Steve Bannon, the White House chief strategist, stirred emotions a fortnight ago when he spoke of “deconstructing the administrative state”. There are three vertical buckets in his strategy – the delivery of stronger defence and homeland security; the economic nationalism of “reconstructing” trade arrangements, including rejecting TPP; and deconstruction of the administrative state by winding back regulations and bureaucracy. 
All these appeal to the right wing Republicans, who reject a liberal order that increased the size of government and bureaucracy, creating more regulations and welfare that sapped the power of what Bannon calls “enlightened capitalism” – the freedom to do business unshackled from high taxes and red tape.   
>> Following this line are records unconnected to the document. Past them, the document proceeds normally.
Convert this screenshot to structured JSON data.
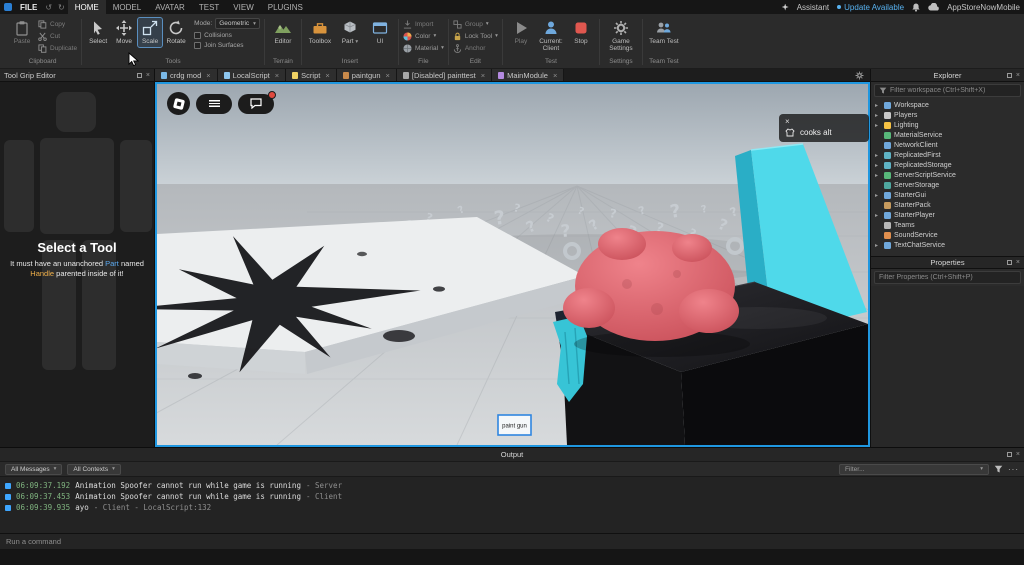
{
  "colors": {
    "accent_blue": "#2a7fd4",
    "viewport_border": "#1f97e0",
    "update_blue": "#58b2f0",
    "stop_red": "#e0574f",
    "selection_blue": "#2f86e0"
  },
  "titlebar": {
    "file_label": "FILE",
    "tabs": [
      {
        "label": "HOME"
      },
      {
        "label": "MODEL"
      },
      {
        "label": "AVATAR"
      },
      {
        "label": "TEST"
      },
      {
        "label": "VIEW"
      },
      {
        "label": "PLUGINS"
      }
    ],
    "assistant_label": "Assistant",
    "update_label": "Update Available",
    "username": "AppStoreNowMobile"
  },
  "ribbon": {
    "clipboard": {
      "group": "Clipboard",
      "paste": "Paste",
      "copy": "Copy",
      "cut": "Cut",
      "duplicate": "Duplicate"
    },
    "tools": {
      "group": "Tools",
      "select": "Select",
      "move": "Move",
      "scale": "Scale",
      "rotate": "Rotate",
      "mode_label": "Mode:",
      "mode_value": "Geometric",
      "collisions": "Collisions",
      "join_surfaces": "Join Surfaces"
    },
    "terrain": {
      "group": "Terrain",
      "editor": "Editor"
    },
    "insert": {
      "group": "Insert",
      "toolbox": "Toolbox",
      "part": "Part",
      "ui": "UI"
    },
    "file": {
      "group": "File",
      "import": "Import",
      "color": "Color",
      "material": "Material"
    },
    "edit": {
      "group": "Edit",
      "group_btn": "Group",
      "lock": "Lock Tool",
      "anchor": "Anchor"
    },
    "test": {
      "group": "Test",
      "play": "Play",
      "current_line1": "Current:",
      "current_line2": "Client",
      "stop": "Stop"
    },
    "settings": {
      "group": "Settings",
      "label": "Game Settings"
    },
    "team_test": {
      "group": "Team Test",
      "label": "Team Test"
    }
  },
  "tool_grip": {
    "title": "Tool Grip Editor",
    "heading": "Select a Tool",
    "line1_pre": "It must have an unanchored ",
    "line1_part": "Part",
    "line1_post": " named",
    "line2_handle": "Handle",
    "line2_post": " parented inside of it!"
  },
  "doc_tabs": [
    {
      "label": "crdg mod",
      "color": "#7ab8e6"
    },
    {
      "label": "LocalScript",
      "color": "#8ec7f0"
    },
    {
      "label": "Script",
      "color": "#f0d264"
    },
    {
      "label": "paintgun",
      "color": "#c98a4b"
    },
    {
      "label": "[Disabled] painttest",
      "color": "#a9a9a9"
    },
    {
      "label": "MainModule",
      "color": "#b48ae0"
    }
  ],
  "viewport": {
    "player_tooltip": "cooks alt",
    "selection_label": "paint gun"
  },
  "explorer": {
    "title": "Explorer",
    "filter_placeholder": "Filter workspace (Ctrl+Shift+X)",
    "items": [
      {
        "label": "Workspace",
        "color": "#6fa8dc"
      },
      {
        "label": "Players",
        "color": "#c9c9c9"
      },
      {
        "label": "Lighting",
        "color": "#f6c244"
      },
      {
        "label": "MaterialService",
        "color": "#58b87a"
      },
      {
        "label": "NetworkClient",
        "color": "#6fa8dc"
      },
      {
        "label": "ReplicatedFirst",
        "color": "#5fb3c4"
      },
      {
        "label": "ReplicatedStorage",
        "color": "#5fb3c4"
      },
      {
        "label": "ServerScriptService",
        "color": "#58b87a"
      },
      {
        "label": "ServerStorage",
        "color": "#4fa8a0"
      },
      {
        "label": "StarterGui",
        "color": "#6fa8dc"
      },
      {
        "label": "StarterPack",
        "color": "#c79b5e"
      },
      {
        "label": "StarterPlayer",
        "color": "#6fa8dc"
      },
      {
        "label": "Teams",
        "color": "#b8b8b8"
      },
      {
        "label": "SoundService",
        "color": "#e08f4e"
      },
      {
        "label": "TextChatService",
        "color": "#6fa8dc"
      }
    ]
  },
  "properties": {
    "title": "Properties",
    "filter_placeholder": "Filter Properties (Ctrl+Shift+P)"
  },
  "output": {
    "title": "Output",
    "messages_dropdown": "All Messages",
    "contexts_dropdown": "All Contexts",
    "filter_placeholder": "Filter...",
    "lines": [
      {
        "time": "06:09:37.192",
        "text": "Animation Spoofer cannot run while game is running",
        "suffix": "-  Server"
      },
      {
        "time": "06:09:37.453",
        "text": "Animation Spoofer cannot run while game is running",
        "suffix": "-  Client"
      },
      {
        "time": "06:09:39.935",
        "text": "ayo",
        "suffix": "-  Client - LocalScript:132"
      }
    ]
  },
  "command_bar": {
    "placeholder": "Run a command"
  }
}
So far, the financial markets are cheering Trump’s administration, even though most of its promises are yet to be delivered.  The reason is because all its major proposals appear to be pro-business – cutting income tax, spending $1 trillion on infrastructure, boosting the defence budget by $54 billion, hacking welfare costs (Obamacare) and kicking out illegal immigrants (“bad dudes”). If delivered (and it’s a big if ) these policies are promising for short-term growth, inflation and job creation. 
Meanwhile, the more the Democrats argue against these proposals, the more they set themselves up as the scapegoat if Trump fails to deliver on them.     
Politics aside, how will these ambitious plans be paid for?  The answer is the border tax. 
Most believers in free trade and the current multilateral system forget that the Trump administration is moving towards a series of bilateral negotiations. In other words, the multilateral system will be “deconstructed” by starving it of new resources, such as US foreign aid, Environmental Protection Agency budget and the like. 
Trump’s team is cleverly co-opting the cross-border tax idea, pushed hard by Republican Speaker Paul Ryan, to finance their policies. The tax works on making import costs non-deductible, which according to a Peterson Institute study, is equivalent to a 25-per-cent subsidy on exports and 25-per-cent tax on imports. In the short-run, this will reduce the US trade deficit, which is consistent with the “Make America Strong” theme. Furthermore, it will fuel inflation – exactly what is required to reduce the US debt burden. 
Meanwhile no one on this side of the Pacific should be lulled by Trump’s U-turn to endorse the “One-China Policy” regarding Taiwan. The main victim of a border tax, which is almost certain to come, will be China and Asia, because they are the largest source of American imports outside neighbouring Canada and Mexico. The border tax might not be aimed at Asia, but its effect will be the same everywhere.  
Thus, to dismiss as “noise” what appear to be chaotic and conflicting messages from the White House, is to miss the deep threat of the Trump signal – he will restore American exceptionalism by deconstructing the multilateral balanced order.
The biggest threat to Asian growth is the border tax.
Philosopher of science Stephen Toulmin (1922-2009) argued that our journey from modernity to post-modernity is by two paths – one forward-looking to the future, and the other nostalgic and backwards toward old ideas of religious purity and nationalism. Trump’s rise does not signal the “End of History”, as forecast in 1990 by Francis Fukuyama, but the Return or Revenge of History, in which American nationalism and protectionism is returning to its historical roots. 
To manage this tumultuous change in political course we need to tap all the wisdom contained in Asian classics. When the elephant charges, the last of the 36 Stratagems may be the best advice for many: “To run is the best stratagem.”  The trouble in our increasingly small world is that you can run, but you can’t hide.